Em Portugal, não entrámos numa época
de polarização política, mas de golpismo parlamentar e de confusão ideológica.
O perigo não é a guerra civil, mas o apodrecimento do regime.
Rui Ramos
Vivemos há um mês no país dos
cenários. Subitamente, tudo se tornou possível. Pela primeira vez, a democracia
portuguesa pode ser governada por quem perdeu as eleições. Para chegarem ao
poder, os derrotados de 4 de Outubro prestaram-se à mais extraordinária
ginástica: António Costa esqueceu o seu precioso plano Centeno, o BE rifou a
intransigente oposição ao Tratado Orçamental, e o PCP pôs no sótão a sua
implacável campanha contra o euro – em conjunto, renegaram todas as propostas e
bandeiras com que pediram votos e convenceram os eleitores. Quem votou no PS
porque era um “partido do centro”, vê-o agora a perfilhar as bolas que o BE e o
PCP lhe atiram; quem votou no BE e no PCP porque eram “contra tudo”, vê-os agora
a aceitar tudo.
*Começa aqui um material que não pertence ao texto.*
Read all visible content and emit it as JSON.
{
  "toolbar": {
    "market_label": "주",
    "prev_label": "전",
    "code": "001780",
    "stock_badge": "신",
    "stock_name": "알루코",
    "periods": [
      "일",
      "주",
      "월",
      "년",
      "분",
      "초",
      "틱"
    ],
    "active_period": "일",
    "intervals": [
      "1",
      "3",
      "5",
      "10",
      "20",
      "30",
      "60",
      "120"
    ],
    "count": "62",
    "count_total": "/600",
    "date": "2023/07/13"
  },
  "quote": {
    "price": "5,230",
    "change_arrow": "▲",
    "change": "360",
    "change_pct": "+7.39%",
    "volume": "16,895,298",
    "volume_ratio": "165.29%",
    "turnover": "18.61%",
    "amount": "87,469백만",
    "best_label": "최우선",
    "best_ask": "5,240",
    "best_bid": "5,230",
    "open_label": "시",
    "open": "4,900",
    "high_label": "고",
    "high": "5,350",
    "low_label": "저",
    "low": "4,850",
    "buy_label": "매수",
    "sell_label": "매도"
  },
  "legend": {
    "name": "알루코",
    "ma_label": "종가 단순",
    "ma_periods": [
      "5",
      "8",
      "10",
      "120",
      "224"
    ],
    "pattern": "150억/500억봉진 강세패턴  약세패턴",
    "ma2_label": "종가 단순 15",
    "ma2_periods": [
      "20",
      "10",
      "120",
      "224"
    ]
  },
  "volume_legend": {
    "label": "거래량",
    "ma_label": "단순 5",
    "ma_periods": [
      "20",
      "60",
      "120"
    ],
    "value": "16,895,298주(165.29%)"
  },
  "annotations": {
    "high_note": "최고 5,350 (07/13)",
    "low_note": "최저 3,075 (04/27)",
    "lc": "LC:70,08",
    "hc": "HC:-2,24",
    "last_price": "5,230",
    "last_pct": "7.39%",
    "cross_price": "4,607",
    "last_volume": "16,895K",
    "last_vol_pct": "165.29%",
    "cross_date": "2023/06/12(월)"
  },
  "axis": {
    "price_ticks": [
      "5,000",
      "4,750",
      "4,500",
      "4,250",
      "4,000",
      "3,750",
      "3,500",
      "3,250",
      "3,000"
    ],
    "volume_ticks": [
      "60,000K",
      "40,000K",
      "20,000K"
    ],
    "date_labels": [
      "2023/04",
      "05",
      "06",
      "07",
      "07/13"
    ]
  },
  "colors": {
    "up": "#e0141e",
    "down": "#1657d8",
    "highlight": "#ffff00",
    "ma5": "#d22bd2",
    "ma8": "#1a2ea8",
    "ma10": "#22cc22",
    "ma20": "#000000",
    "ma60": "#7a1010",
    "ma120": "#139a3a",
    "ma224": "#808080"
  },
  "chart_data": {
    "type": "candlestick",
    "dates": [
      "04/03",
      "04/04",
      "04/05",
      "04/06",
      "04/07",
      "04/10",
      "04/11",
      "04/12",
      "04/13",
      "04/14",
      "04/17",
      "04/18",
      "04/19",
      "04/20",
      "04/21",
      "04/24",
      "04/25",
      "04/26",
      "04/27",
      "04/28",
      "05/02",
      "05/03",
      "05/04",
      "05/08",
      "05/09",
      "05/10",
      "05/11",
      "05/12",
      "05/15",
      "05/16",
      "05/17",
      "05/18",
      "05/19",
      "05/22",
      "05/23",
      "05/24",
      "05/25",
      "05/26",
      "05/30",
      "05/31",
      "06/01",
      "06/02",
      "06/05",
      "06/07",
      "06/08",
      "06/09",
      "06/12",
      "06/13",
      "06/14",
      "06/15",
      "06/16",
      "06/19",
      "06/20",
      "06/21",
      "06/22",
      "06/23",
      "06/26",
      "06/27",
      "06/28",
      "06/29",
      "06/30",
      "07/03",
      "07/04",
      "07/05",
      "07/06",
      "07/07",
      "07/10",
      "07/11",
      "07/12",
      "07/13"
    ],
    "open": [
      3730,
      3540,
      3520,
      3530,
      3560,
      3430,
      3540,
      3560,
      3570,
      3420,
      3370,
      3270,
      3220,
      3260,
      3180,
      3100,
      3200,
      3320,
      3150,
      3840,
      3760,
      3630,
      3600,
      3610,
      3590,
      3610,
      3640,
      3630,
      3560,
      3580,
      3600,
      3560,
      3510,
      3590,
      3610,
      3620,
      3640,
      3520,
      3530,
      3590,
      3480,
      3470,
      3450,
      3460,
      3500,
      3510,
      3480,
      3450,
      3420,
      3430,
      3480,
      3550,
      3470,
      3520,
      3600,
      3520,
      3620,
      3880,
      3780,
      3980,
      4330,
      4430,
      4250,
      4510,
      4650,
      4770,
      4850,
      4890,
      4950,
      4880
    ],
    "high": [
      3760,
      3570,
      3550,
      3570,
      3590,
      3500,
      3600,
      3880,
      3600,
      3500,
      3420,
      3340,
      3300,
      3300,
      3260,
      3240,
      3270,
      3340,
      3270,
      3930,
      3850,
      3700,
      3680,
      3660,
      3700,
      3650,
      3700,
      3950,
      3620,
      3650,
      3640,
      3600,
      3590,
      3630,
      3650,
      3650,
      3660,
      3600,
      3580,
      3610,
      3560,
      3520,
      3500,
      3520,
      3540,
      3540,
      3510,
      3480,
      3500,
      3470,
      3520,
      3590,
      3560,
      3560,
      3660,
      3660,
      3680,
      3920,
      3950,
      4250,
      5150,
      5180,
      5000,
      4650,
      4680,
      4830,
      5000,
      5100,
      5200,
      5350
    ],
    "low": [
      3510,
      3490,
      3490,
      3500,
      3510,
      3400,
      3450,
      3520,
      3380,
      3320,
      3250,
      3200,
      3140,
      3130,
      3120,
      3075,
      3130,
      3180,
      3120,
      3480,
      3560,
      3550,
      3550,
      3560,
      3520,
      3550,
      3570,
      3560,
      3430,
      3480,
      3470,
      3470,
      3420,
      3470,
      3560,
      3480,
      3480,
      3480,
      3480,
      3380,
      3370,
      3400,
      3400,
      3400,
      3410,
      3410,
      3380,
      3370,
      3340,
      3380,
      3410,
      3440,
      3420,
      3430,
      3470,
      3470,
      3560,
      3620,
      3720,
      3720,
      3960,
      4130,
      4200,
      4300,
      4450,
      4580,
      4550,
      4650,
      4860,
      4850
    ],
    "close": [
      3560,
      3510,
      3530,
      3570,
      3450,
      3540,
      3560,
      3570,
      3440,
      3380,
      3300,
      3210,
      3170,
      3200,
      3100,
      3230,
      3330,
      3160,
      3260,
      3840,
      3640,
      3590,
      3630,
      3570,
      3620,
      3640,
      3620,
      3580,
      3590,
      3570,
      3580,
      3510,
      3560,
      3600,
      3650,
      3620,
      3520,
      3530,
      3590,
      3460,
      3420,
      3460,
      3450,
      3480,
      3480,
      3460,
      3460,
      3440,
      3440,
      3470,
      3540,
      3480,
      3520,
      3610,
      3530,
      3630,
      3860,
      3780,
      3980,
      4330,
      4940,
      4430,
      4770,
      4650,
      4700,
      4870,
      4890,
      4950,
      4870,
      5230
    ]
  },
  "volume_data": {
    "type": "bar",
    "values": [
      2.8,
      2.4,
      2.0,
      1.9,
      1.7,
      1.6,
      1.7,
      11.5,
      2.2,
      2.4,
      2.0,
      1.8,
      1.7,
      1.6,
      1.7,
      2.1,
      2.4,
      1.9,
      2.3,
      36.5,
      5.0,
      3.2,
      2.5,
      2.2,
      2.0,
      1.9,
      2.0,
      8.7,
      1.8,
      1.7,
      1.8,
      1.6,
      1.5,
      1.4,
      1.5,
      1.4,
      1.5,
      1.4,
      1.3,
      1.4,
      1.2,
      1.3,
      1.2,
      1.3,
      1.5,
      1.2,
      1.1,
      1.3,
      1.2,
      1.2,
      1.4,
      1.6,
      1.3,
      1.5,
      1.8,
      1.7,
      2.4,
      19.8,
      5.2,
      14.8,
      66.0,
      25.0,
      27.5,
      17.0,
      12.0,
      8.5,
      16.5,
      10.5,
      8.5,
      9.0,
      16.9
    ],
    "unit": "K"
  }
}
O poder corrompe, e o poder de uma maioria parlamentar forjada
no desespero e no cinismo da derrota, corrompe muito mais.
António Costa transformou um
dos maiores fracassos da política portuguesa numa vitória: é como se D.
Sebastião, depois de perder em Alcácer-Quibir, tivesse reaparecido como sultão
de Marrocos. Ora, o que custa, nestas coisas, é a primeira vez. Uma golpada
nunca é a última golpada. Qual é a próxima? O PCP e o BE vão “entalar” o PS? Ou
é Costa quem vai “entalar” o PCP e o BE? As pensões e os salários sobem mesmo,
ou isso é apenas outro embuste, para cair em Janeiro, a pretexto dos “mercados”
e da “Europa”? Manter-se-á Costa fiel aos seus parceiros de ocasião, ou tentará
mudar de montada e obrigar o PSD e o CDS, com a ajuda de Bruxelas e do próximo
presidente da república, a assumir a “responsabilidade” de lhe viabilizar o
governo? As esquerdas serviram-lhe para chegar ao poder; vai a direita
servir-lhe para lá ficar? Ninguém sabe. Nada, a partir de agora, é impossível.
Quem pensa que em Portugal
entrámos numa época de polarização e de ideologia, está talvez enganado.
Entrámos na época do golpismo parlamentar e da confusão ideológica. O perigo
não é a guerra civil, mas o apodrecimento do regime através da quebra de todas
as regras e da degradação de todos os projectos. A política desligou-se da
sociedade. A velha regra do vencedor das eleições governar tinha uma razão de
ser. Não era só permitir governos minoritários num sistema que dificulta
maiorias absolutas. Era mais do que isso: era manter alguma relação, mesmo que
esforçada, entre o voto e as soluções de governo. Quando, a meio da noite
eleitoral, os resultados ficavam definidos, o eleitor podia ir para a cama,
porque já sabia quem iria ser o primeiro-ministro. O cidadão tinha assim a
sensação de haver decidido o governo. Isso acabou. A partir de agora, o eleitor
vota, mas sem ideia nenhuma do que pode resultar desse voto: tudo dependerá das
intrigas e das combinações dos chefes políticos.
Entre o eleitor e o governo, a
oligarquia inseriu o parlamento como uma camada intermédia de enredo e de
manipulação, onde os derrotados se transformam em vencedores e os partidos
anti-euro reaparecem como partidos do euro. Para a metamorfose da nossa
política estar completa, falta apenas a atomização dos partidos em pequenos
grupúsculos imprevisíveis. Então, as possibilidades de combinação serão ainda
mais infinitas e vertiginosas.
Em Portugal, a oligarquia
libertou-se dos eleitores. Atreveu-se a isso, porque imagina que já não tem
diante de si cidadãos, mas apenas dependentes do Estado, que pode rebaixar à
vontade. No meio disto, estão os grandes interesses (empresariais,
corporativos, sindicais), cuja margem de manobra vai aumentar, e os grandes
ingénuos, convencidos que isto é a “democracia”, quando é apenas a podridão.